De banneling van Doorn werd mettertijd een heel eenzaam en geïsoleerd man. Velen kwamen en gingen. Enkel Sigurd von Ilsemann bleef. Zelfs zijn kritische opmerkingen werden hem door de Kaiser vergeven. Regelmatig verlangde Ilsemann dat zijn “Hoge Heer”, zoals hij de keizer ironisch noemde, hem niet meer zou nodig hebben. Heel vervelend voor hem waren de lange avonden (“deze afschuwelijke avonden”) waarop Wilhelm voorlas of steeds weer dezelfde verhalen opdiste. Menigeen kreeg het moeilijk er zijn aandacht bij te houden en viel in slaap. Wee diegene die dan begon te snurken! Hij was verzekerd van een woedeaanval met beledigingen van keizers zijde. Zelfs op prachtige zomeravonden dienden de ramen en gordijnen gesloten te worden en brandde het houtvuur.

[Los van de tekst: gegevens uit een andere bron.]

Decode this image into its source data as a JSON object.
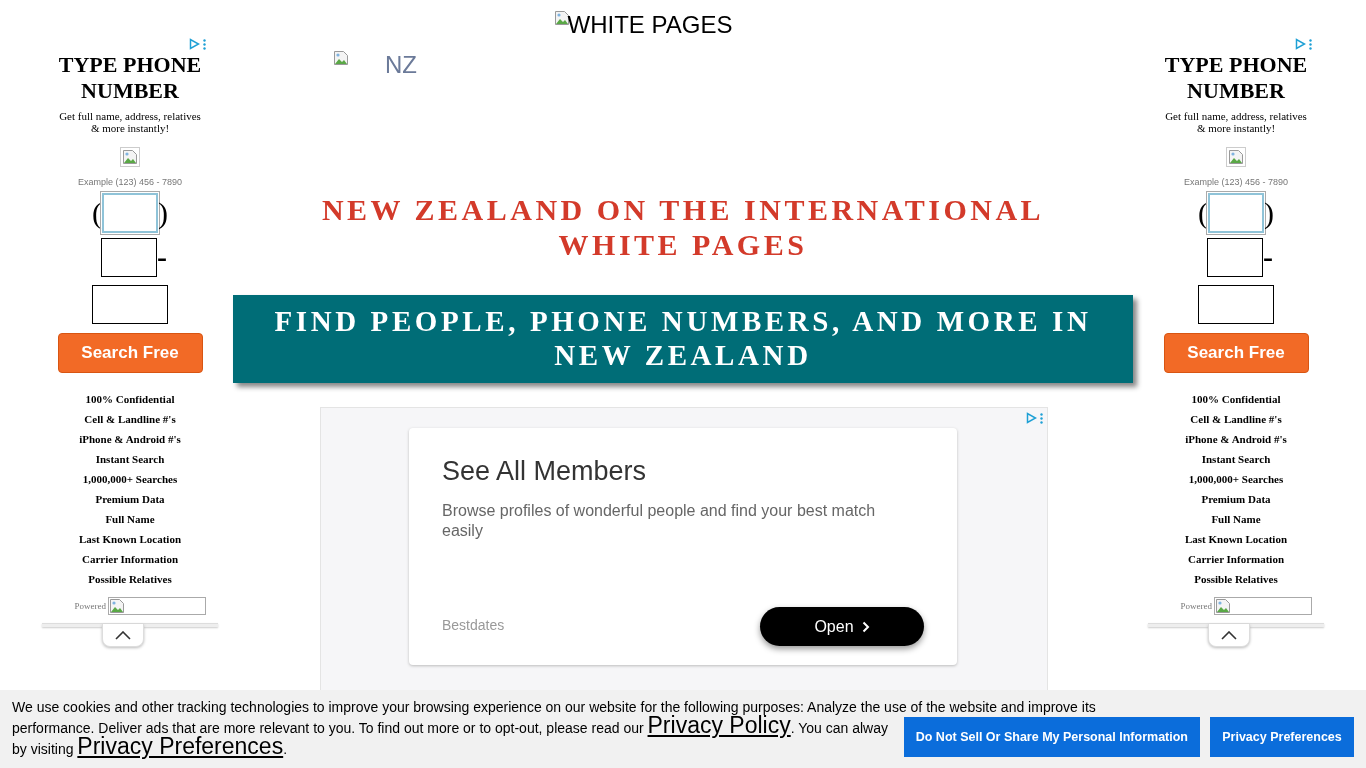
{
  "header": {
    "logo_alt": "WHITE PAGES",
    "flag_alt": "NZ"
  },
  "side_ads": [
    {
      "title": "TYPE PHONE NUMBER",
      "subtitle": "Get full name, address, relatives & more instantly!",
      "example": "Example (123) 456 - 7890",
      "open_paren": "(",
      "close_paren": ")",
      "dash": "-",
      "button": "Search Free",
      "features": [
        "100% Confidential",
        "Cell & Landline #'s",
        "iPhone & Android #'s",
        "Instant Search",
        "1,000,000+ Searches",
        "Premium Data",
        "Full Name",
        "Last Known Location",
        "Carrier Information",
        "Possible Relatives"
      ],
      "powered": "Powered"
    },
    {
      "title": "TYPE PHONE NUMBER",
      "subtitle": "Get full name, address, relatives & more instantly!",
      "example": "Example (123) 456 - 7890",
      "open_paren": "(",
      "close_paren": ")",
      "dash": "-",
      "button": "Search Free",
      "features": [
        "100% Confidential",
        "Cell & Landline #'s",
        "iPhone & Android #'s",
        "Instant Search",
        "1,000,000+ Searches",
        "Premium Data",
        "Full Name",
        "Last Known Location",
        "Carrier Information",
        "Possible Relatives"
      ],
      "powered": "Powered"
    }
  ],
  "title": "NEW ZEALAND ON THE INTERNATIONAL WHITE PAGES",
  "banner": "FIND PEOPLE, PHONE NUMBERS, AND MORE IN NEW ZEALAND",
  "ad": {
    "title": "See All Members",
    "body": "Browse profiles of wonderful people and find your best match easily",
    "advertiser": "Bestdates",
    "button": "Open"
  },
  "cookie_bar": {
    "text_before": "We use cookies and other tracking technologies to improve your browsing experience on our website for the following purposes: Analyze the use of the website and improve its",
    "text_line2": "performance. Deliver ads that are more relevant to you. To find out more or to opt-out, please read our",
    "policy_link": "Privacy Policy",
    "text_after": ". You can alway",
    "text_line3": "by visiting",
    "preferences_link": "Privacy Preferences",
    "end": ".",
    "buttons": [
      "Do Not Sell Or Share My Personal Information",
      "Privacy Preferences"
    ]
  }
}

Een tijdlang hoopte Wilhelm dat de nazi’s hem zouden terugroepen en de monarchie zouden herstellen. Toen duidelijk werd dat daar niets van in huis ging komen, was het uit met de liefde. Hitler en zijn gevolg werden door de keizer nadien afgedaan als een stelletje barbaren.

Als fysische ontspanning deed Wilhelm II aan houtkappen. Bezoekers en adjudanten werden aangemaand mee te doen. Duizenden bomen sneuvelden. Op een bepaald moment dreigde het park boomloos te worden en hadden omstaanders vrij zicht op Huis Doorn en zijn bewoners. Het gevolg was een woedeaanval van de keizer. Wat moet Ilsemann een eindeloos geduld en stalen zenuwen gehad hebben. Toch werd die jarenlange zware last, gecombineerd met zijn darmpijnen, hem tenslotte fataal. In 1952 pleegde hij zelfmoord.

Kortom, het geheel vormt een heerlijk boek waarin je je als lezer urenlang kunt verdiepen. De in het boek opgenomen foto’s verschijnen voor het eerst. Het boek verscheen in een coproductie tussen uitgeverij Aspekt, Huis Doorn en de Universiteit Utrecht.